Whenever I say that Messengers of God are the evidence of God’s existence atheists say “that’s not evidence.”
First, do you understand why the simple existence of people who claim to speak for God is not actual evidence of God (especially not a specific God)? After all, the are people who claim to be messengers for al sorts of different gods and people who claim to be messengers for the same god yet say entirely different things.
So if “that’s not evidence” what would be evidence of God’s existence?
Haven't you asked this before? I'm sure I've given you this answer before;
That isn't how it works. If you want to propose something, it is on you to define the hypothesis (in sufficient detail) and therefore the consequences you would expect to see if that hypothesis was true (and couldn't be better explained by a different hypothesis). It is the testing of those expected consequences would provide the evidence.
Given there has
still never been a detailed, definitive hypothesis presented for the existence of God, the entire process is deadlocked.
Of course, a lot of the people who do define gods (certainly the mainstream monotheistic ones) specifically define it as something that can't be evidenced or proven, the reliance on faith being the point in the first place. It seems like you're talking about a different type of god to this, all the more reason for you to properly define your hypothesis.

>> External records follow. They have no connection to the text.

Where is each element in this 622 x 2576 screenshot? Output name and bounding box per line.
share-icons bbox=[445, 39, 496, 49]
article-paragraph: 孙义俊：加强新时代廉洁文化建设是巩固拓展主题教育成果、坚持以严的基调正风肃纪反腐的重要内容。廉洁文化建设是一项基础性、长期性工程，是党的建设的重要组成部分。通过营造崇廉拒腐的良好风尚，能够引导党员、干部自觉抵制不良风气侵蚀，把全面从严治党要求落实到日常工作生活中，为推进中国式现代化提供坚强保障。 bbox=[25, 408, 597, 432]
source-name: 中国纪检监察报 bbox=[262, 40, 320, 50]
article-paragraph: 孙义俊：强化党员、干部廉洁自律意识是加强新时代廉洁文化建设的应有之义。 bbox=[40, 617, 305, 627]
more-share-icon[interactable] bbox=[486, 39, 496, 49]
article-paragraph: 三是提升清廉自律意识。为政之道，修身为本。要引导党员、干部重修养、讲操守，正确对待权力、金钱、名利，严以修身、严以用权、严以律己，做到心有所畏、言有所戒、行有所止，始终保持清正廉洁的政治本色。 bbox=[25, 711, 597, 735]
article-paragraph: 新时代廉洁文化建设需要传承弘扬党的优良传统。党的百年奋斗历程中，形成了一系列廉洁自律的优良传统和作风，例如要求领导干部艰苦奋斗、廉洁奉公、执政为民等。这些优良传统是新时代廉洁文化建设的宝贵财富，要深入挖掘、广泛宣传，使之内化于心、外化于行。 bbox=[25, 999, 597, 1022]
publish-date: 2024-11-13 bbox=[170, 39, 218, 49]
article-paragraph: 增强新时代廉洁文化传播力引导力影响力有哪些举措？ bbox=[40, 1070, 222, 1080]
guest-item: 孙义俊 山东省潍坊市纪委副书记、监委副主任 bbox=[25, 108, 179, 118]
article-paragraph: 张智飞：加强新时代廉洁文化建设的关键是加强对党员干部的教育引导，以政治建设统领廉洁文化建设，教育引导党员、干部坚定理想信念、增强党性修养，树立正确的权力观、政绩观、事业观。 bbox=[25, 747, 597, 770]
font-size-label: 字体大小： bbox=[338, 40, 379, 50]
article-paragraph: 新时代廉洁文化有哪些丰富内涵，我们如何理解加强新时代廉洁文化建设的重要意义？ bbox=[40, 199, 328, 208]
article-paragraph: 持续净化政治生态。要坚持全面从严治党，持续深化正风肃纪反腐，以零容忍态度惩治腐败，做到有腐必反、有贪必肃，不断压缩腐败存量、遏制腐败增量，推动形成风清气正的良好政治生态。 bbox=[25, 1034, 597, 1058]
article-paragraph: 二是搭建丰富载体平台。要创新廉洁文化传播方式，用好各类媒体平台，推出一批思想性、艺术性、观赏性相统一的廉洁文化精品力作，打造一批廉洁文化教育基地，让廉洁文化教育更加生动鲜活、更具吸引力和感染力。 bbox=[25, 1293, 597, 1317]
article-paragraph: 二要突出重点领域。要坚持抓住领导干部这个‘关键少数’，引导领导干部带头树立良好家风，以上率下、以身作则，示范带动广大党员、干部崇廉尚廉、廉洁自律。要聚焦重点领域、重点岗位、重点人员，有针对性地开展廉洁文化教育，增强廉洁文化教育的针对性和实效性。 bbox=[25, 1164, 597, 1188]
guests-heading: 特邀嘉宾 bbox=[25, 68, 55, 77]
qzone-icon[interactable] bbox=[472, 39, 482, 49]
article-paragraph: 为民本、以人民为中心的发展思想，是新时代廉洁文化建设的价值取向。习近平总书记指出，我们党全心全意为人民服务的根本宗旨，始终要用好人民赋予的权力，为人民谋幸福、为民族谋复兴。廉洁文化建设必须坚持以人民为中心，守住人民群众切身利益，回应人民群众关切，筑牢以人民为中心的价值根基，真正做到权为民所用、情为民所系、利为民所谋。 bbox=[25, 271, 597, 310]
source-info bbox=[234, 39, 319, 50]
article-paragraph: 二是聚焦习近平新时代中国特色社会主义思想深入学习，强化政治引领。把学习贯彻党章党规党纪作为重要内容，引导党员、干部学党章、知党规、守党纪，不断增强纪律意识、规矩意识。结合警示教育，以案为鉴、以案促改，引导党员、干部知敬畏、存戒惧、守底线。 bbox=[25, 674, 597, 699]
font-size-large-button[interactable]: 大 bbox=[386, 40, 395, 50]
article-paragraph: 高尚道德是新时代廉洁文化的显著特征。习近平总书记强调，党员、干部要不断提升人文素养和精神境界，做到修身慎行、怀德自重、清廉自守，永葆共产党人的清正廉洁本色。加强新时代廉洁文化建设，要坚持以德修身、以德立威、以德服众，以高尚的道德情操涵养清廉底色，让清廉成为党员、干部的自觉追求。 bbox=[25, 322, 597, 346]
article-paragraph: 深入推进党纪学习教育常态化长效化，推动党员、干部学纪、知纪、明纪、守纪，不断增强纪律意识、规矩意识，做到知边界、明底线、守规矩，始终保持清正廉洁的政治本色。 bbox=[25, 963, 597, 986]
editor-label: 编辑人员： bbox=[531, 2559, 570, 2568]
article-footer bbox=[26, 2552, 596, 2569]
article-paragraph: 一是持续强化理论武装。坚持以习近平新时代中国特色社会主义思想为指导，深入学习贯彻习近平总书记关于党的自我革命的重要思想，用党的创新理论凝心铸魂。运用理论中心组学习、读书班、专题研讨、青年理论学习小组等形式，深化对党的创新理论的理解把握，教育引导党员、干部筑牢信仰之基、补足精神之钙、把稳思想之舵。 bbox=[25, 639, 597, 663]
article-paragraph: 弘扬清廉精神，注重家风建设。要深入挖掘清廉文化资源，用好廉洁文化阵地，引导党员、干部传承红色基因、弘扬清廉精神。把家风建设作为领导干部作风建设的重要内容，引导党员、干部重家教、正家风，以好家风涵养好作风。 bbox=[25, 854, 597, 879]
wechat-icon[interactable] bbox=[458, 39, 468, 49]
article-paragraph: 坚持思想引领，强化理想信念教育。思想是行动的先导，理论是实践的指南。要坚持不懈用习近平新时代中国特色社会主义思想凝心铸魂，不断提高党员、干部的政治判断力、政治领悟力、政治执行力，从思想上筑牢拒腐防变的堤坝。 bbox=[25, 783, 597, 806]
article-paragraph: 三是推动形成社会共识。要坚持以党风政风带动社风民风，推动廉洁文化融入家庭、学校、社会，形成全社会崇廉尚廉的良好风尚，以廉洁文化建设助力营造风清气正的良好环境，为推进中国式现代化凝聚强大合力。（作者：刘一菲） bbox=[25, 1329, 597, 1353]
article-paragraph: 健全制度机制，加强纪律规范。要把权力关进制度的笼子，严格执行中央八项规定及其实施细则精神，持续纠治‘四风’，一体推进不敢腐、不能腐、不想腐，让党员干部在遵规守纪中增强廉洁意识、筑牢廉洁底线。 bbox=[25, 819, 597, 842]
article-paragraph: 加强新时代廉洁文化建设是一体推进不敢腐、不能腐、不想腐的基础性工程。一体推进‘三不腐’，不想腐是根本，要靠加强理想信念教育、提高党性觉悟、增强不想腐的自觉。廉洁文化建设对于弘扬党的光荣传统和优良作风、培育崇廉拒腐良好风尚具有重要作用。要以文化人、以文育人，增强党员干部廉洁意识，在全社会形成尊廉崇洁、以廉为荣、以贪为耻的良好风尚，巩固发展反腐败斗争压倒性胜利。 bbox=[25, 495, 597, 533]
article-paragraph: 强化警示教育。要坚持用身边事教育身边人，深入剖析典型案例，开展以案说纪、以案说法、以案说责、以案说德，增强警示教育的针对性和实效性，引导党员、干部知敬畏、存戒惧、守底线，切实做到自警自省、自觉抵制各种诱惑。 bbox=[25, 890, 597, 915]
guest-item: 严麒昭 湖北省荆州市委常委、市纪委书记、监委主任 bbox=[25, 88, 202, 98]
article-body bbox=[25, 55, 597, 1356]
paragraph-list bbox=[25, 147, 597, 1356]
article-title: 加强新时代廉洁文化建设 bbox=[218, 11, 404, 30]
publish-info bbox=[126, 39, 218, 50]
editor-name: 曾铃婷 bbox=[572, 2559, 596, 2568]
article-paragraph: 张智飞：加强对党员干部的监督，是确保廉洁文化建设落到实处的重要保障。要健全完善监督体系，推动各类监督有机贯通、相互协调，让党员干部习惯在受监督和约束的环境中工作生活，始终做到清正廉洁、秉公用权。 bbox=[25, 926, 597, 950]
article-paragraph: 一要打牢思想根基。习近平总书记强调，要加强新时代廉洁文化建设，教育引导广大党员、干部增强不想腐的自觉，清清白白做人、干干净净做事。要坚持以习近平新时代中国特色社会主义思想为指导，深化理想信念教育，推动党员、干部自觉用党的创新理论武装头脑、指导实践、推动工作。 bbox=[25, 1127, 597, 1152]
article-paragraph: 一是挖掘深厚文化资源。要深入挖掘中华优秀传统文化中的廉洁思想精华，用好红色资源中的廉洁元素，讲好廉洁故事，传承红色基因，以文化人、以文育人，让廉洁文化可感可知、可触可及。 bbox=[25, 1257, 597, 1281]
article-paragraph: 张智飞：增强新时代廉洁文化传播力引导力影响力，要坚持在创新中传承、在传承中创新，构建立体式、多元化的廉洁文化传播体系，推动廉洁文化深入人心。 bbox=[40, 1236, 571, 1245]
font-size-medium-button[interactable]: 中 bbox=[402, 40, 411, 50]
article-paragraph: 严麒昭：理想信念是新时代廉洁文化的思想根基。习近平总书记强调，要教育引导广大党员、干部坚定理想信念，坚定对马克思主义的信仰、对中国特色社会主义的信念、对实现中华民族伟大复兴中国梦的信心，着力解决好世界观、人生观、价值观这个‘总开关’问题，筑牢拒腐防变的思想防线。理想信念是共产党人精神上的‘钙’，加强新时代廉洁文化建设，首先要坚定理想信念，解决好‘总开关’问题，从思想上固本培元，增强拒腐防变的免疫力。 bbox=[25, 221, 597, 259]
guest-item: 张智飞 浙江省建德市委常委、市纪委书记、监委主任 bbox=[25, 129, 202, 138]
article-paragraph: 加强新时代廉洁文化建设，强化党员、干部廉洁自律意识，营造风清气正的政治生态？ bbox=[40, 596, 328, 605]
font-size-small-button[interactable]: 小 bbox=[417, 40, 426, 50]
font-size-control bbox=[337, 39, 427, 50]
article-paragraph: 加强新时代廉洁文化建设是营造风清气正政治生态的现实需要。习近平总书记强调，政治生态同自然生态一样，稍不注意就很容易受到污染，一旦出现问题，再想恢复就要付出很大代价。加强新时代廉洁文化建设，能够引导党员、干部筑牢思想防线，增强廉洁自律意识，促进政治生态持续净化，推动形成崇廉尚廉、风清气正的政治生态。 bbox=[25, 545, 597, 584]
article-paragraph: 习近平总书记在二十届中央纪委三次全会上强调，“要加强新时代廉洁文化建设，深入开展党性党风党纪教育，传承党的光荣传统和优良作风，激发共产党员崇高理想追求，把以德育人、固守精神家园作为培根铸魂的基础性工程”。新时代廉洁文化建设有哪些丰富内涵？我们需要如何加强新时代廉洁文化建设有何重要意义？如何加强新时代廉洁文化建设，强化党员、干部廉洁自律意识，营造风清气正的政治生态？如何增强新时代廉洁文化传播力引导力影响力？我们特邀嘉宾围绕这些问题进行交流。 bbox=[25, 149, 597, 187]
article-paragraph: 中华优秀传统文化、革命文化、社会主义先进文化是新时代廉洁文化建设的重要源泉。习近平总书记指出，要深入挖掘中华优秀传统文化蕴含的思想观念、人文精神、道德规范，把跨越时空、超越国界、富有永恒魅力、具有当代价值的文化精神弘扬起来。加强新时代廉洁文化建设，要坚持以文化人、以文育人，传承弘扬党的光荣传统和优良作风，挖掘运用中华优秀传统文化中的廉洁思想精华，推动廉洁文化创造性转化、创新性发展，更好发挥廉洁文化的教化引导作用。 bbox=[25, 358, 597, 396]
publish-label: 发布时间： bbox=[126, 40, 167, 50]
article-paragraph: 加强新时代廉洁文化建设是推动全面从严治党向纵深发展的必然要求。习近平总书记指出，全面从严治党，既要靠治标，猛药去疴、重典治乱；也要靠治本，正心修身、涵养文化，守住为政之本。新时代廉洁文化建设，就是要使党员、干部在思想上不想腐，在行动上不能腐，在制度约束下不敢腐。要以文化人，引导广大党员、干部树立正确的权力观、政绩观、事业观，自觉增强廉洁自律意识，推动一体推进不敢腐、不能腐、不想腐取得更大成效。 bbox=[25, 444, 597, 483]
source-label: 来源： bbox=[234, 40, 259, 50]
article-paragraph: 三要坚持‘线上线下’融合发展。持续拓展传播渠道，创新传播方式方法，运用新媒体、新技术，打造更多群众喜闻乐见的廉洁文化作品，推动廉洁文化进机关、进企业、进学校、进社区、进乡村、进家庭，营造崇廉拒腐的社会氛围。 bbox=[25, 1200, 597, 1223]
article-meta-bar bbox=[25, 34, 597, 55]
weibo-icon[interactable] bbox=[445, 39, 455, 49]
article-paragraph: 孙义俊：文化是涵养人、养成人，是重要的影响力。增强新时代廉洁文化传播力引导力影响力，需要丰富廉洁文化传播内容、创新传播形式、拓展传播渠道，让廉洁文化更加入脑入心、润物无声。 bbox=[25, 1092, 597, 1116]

I believe (1) God exists and there is evidence, because if there was no evidence God could not hold humans accountable for believing in Him. Why would God expect us to believe He exists and provide no evidence? That would be unfair as well as unreasonable.
Wouldn't that logic mean it was at least as likely that God doesn't exist (or at least doesn't exist as you're defining it)? You've sort of followed the scientific process I described, hypothesising that if this specifically defined God exists, there must be evidence for it. If you can't identify that evidence, you've successfully disproved your hypothesis and need to go back to the drawing board. That isn't a bad thing, it's a legitimate part of the process.